By Billy Rubin
Published in Vox Vernacular
Feb. 25, 2014
In his science-fiction novels, Philip K. Dick depicts simulacra that are occupied or controlled remotely. He suggests that this idealized technology separated from the fragile human form, which he perceives as a collective vessel of desire, will also carry the many flaws of its creators. The stuff of science fiction is now commonplace, as evidenced by the internet, surveillance systems, cell phones and drones.
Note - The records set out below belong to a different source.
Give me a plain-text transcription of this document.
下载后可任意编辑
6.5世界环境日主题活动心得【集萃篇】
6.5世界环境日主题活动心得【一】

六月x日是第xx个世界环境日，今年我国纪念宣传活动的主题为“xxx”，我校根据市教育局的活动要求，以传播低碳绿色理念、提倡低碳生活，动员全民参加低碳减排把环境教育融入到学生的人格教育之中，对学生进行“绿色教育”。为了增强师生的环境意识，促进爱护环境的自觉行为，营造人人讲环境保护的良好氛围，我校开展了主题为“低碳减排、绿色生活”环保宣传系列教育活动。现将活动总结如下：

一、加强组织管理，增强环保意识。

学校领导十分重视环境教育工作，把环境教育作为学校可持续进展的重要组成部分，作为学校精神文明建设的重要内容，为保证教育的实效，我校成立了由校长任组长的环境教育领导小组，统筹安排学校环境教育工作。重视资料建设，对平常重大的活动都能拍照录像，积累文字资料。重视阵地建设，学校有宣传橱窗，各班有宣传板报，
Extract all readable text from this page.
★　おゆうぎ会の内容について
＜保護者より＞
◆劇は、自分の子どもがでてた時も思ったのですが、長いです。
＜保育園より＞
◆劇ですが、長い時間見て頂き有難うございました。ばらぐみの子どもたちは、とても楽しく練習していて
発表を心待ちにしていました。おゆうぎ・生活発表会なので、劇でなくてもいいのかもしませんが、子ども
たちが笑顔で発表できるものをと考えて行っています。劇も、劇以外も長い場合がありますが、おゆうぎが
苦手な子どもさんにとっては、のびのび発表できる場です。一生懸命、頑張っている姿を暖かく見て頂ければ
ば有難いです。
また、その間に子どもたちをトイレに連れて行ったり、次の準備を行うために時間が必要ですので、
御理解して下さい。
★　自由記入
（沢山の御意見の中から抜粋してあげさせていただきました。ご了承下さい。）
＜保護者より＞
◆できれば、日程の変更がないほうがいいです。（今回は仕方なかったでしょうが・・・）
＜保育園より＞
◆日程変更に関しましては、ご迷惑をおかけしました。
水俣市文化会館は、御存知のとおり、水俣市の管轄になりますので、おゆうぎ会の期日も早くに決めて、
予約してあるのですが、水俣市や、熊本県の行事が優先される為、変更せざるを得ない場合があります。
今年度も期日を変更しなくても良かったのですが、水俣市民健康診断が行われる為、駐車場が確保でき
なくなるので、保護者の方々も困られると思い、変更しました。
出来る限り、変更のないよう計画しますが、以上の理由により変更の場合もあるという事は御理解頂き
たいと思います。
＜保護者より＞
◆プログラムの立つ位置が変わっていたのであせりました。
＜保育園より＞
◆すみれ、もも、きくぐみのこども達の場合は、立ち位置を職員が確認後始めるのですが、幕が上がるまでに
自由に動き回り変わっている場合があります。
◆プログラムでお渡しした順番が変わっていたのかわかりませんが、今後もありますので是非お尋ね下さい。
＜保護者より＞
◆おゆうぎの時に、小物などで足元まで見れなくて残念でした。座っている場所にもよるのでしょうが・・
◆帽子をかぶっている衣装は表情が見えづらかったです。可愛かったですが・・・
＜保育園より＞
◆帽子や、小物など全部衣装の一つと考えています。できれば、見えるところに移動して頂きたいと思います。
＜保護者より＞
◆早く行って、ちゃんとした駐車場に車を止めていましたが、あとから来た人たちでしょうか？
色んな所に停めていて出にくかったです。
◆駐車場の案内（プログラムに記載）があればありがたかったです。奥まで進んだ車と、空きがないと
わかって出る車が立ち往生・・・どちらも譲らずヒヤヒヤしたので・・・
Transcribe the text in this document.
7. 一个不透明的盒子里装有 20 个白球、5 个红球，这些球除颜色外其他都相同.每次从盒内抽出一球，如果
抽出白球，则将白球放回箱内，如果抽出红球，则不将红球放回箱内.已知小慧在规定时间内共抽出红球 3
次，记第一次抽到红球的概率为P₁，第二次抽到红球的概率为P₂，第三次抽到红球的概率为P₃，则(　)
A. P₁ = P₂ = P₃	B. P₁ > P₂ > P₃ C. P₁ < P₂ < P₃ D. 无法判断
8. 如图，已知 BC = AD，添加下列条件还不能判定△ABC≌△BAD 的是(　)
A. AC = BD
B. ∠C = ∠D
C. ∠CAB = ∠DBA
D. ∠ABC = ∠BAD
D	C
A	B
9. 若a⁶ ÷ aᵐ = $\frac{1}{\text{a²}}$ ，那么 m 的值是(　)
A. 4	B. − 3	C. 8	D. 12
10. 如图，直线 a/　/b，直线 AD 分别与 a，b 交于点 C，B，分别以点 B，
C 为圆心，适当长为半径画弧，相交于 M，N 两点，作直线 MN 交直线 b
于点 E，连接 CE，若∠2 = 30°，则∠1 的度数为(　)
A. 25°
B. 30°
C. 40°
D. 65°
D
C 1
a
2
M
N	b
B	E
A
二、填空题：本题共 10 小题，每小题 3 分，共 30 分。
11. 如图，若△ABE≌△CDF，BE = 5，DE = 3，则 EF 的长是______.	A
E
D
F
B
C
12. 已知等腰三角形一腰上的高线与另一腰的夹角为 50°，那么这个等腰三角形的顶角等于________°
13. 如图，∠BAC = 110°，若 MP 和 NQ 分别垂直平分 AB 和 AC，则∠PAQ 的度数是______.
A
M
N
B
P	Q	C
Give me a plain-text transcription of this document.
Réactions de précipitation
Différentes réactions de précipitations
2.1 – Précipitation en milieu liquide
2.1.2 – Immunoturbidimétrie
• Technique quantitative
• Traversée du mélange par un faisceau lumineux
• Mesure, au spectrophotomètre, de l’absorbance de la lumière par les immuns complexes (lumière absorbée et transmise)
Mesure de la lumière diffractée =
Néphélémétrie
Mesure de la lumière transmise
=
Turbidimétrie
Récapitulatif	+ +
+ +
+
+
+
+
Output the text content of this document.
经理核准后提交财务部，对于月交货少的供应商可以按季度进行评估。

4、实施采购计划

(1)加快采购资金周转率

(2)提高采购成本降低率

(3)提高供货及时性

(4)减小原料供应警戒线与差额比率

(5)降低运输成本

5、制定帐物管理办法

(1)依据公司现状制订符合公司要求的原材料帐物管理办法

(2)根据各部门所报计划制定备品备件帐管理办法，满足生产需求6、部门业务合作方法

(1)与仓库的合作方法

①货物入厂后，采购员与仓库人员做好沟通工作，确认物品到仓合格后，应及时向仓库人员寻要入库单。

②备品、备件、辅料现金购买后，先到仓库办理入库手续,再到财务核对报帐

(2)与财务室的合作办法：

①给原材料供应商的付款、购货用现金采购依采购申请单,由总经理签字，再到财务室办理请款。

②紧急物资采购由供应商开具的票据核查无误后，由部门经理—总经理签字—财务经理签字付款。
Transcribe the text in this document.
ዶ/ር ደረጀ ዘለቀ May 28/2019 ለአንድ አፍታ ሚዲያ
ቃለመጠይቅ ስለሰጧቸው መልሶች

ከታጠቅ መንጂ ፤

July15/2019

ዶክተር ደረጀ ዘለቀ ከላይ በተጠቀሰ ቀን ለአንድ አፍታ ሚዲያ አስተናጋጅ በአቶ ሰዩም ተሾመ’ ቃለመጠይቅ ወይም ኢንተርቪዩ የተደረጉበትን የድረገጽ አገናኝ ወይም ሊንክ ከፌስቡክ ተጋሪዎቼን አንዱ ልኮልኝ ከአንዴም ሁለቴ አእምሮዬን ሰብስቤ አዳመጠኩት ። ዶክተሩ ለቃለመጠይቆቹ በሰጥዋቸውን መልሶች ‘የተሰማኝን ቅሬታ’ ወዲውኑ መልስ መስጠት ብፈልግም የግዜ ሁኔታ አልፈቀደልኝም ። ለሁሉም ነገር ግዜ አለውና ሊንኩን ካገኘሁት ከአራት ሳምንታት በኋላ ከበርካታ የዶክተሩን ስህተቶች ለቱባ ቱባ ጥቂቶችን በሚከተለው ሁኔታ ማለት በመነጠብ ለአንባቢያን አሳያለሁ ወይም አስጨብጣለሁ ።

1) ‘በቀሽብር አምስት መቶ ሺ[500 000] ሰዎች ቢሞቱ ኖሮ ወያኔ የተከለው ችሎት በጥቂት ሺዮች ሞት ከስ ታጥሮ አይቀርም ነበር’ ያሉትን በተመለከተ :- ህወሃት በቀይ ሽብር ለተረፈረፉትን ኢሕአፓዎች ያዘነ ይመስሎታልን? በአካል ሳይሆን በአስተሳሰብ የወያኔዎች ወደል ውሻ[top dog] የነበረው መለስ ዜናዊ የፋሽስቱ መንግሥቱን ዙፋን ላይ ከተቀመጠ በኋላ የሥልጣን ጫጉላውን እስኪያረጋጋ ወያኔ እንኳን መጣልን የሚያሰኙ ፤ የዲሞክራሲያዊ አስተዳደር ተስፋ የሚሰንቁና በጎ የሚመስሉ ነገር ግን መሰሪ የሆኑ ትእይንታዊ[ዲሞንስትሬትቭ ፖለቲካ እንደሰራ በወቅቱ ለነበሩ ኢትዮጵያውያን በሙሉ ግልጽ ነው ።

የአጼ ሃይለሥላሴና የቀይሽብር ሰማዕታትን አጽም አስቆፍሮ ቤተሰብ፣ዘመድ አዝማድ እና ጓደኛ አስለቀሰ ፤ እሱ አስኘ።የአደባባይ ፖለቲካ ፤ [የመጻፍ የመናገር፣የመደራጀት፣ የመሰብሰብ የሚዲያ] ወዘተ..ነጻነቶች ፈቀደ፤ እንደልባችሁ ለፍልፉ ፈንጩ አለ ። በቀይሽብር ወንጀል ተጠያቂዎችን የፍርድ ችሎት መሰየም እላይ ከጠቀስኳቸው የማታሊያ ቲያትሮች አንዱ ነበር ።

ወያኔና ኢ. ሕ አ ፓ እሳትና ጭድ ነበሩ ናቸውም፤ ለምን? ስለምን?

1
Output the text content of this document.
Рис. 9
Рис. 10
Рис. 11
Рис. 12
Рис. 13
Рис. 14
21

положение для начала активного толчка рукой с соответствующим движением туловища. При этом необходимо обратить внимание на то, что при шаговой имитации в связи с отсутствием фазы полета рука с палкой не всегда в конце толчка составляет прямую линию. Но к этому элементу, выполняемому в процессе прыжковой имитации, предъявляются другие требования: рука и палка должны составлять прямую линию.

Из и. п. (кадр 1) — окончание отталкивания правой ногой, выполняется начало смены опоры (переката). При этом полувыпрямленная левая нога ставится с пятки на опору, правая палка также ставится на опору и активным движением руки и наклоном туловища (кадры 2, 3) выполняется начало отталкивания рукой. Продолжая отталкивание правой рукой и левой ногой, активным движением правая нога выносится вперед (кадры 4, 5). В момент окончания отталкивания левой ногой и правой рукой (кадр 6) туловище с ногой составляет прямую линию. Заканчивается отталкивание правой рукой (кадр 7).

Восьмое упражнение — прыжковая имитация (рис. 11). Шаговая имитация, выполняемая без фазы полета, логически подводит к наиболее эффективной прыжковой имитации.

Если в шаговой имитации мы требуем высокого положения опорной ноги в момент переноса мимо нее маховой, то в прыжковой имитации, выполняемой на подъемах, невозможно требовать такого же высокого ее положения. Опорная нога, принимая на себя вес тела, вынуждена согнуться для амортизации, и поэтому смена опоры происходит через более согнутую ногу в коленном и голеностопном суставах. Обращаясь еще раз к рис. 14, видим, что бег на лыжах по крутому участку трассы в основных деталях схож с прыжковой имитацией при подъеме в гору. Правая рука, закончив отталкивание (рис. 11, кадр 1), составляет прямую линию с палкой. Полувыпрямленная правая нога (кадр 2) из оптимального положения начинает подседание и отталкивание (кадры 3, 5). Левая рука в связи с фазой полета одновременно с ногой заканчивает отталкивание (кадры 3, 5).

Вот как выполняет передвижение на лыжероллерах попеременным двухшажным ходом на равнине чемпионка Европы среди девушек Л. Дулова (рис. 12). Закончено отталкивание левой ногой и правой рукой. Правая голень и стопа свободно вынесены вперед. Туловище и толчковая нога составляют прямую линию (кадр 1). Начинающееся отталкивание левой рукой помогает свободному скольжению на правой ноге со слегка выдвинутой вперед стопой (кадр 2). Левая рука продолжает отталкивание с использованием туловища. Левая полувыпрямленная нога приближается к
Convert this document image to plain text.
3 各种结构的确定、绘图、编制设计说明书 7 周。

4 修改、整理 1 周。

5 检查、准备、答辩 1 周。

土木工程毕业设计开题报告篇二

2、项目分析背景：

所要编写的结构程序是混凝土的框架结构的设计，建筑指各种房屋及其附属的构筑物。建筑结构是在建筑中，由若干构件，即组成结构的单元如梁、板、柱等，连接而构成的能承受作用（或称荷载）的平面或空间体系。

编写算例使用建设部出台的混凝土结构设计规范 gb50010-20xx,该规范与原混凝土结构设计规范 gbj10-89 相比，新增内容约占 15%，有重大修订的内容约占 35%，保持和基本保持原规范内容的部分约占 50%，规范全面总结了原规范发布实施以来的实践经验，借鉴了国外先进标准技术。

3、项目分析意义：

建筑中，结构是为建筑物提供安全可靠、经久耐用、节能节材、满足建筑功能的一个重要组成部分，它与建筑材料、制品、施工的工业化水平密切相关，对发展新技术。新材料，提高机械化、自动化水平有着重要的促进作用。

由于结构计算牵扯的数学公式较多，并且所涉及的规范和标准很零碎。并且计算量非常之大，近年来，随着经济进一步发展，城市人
For Switch, Oursler drew his inspiration from Dick's interpretation of technology, based on the novelist's premise of the gap that exists between idea and reality. Created to be installed modularly within the liminal spaces of the Centre George Pompidou, the different elements were positioned in the hallways, on the ceiling and under the escalator. Two small projected twins perched in the metallic eaves, the Philosophers, relentlessly query truth in language and logic. Positioned atop a wall, the Director, a figure with an oversized projected head performed by David Bowie, issues omniscient commands to the passersby, involving them in a hallucinatory, cinematic process. The public becomes the subject of the work: as people move through the building and wait in endless lines outside at the entrance they are recorded in real time by cameras and projected onto a block-like screen inside the Centre. Oursler also created an interactive element for the visitor, a "poor-man's simulacrum" fashioned out of simple pan-tilt surveillance equipment and audiovisual gear to control a dummy. This device allows the viewer to "switch" location by speaking and seeing through the simulacrum and to operate simple, rotational movements on two axes. Switch thus conflates architecture, art viewing and the problematics of technology, their tools enabling us to modify our day- to-day existence but also permeate and expand our cultural field of vision and our notions of culture itself.